Issue
Most of the time I use UTF-8 on Android but I'm recently testing wchar_t
too.
I know wchar_t
was horrible in the early days, but I don't care about too old devices so thought it would be fine to work with wchar_t
now.
Tested on:
Physical devices: Samsung Galaxy Note2 (4.4.2), Galaxy S7 Edge (7.0)
Software emulators: HTC One (4.3), Samsung Galaxy S6 (5.0, 6.0), S8 (7.0), Google Pixel C (7.1.0)
In my simple tests, wcslen()
, wcscpy()
, wcscat()
worked as expected,
but swprintf()
did nothing on HTC One (4.3) and Note2(4.4.2).
I couldn't test all the devices out there, but my conclusion is that swprintf()
just doesn't work on Android Kitkat and below. It may just return doing nothing.
Could someone confirm my theory, please?

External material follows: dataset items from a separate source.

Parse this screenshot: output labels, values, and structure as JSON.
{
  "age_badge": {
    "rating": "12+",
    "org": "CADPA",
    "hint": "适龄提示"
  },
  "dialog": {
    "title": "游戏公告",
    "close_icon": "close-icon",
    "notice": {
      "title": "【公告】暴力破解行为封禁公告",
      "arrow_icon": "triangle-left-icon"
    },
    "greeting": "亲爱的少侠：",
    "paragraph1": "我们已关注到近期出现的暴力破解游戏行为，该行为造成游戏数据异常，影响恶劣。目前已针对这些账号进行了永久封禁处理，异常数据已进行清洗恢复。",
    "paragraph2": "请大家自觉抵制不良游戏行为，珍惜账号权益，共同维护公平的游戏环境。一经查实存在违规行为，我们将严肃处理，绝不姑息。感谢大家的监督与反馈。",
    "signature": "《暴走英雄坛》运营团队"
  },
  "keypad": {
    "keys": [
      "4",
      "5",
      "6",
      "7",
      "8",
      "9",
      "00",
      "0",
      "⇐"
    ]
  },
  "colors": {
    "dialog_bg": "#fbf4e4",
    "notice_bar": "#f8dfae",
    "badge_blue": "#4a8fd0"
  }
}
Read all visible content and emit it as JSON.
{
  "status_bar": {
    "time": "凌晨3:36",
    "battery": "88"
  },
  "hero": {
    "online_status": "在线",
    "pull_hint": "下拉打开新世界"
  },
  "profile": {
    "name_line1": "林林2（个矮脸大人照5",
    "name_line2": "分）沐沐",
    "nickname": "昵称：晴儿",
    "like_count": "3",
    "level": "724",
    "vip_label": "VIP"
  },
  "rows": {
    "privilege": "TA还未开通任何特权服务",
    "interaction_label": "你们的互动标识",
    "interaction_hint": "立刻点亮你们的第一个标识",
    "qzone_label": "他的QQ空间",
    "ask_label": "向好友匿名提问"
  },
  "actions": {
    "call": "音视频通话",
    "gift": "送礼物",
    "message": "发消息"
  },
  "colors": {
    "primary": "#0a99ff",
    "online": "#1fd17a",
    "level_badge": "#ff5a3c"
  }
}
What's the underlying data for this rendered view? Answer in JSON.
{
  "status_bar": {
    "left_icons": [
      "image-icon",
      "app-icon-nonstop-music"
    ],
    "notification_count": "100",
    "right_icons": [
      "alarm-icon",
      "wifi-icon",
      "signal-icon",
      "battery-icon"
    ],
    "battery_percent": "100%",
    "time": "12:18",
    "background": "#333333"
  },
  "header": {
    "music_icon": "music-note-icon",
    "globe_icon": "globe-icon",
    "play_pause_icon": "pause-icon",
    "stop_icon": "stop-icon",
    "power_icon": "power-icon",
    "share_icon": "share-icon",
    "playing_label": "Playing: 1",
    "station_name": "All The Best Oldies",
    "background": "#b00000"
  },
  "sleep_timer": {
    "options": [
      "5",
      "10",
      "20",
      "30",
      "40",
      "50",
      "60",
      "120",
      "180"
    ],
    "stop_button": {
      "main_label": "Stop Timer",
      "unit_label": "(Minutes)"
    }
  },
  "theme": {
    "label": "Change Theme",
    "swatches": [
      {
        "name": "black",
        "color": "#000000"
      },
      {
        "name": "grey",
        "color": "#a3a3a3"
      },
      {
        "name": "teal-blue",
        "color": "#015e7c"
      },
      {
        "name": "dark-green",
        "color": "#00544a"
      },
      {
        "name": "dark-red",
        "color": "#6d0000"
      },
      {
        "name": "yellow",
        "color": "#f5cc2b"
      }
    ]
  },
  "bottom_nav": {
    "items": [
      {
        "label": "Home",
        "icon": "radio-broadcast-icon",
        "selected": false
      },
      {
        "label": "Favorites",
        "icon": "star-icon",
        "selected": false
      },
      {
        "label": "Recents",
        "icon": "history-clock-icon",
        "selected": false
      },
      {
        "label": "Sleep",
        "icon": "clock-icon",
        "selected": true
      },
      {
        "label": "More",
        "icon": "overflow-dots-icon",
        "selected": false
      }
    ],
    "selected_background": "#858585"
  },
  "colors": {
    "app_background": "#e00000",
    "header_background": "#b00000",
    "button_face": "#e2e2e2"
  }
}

Is there any workaround for this?
Whether practical or not, I just want to know.
Solution
Don't ask me why, but until L Android only had a stub implementation of vswprintf
that just returns -1.
https://android.googlesource.com/platform/bionic/+/kitkat-release/libc/bionic/wchar.cpp#74
The workaround would be to use libandroid_support. This is automatic if you're using libc++ (and that's the best option for NDK r16+).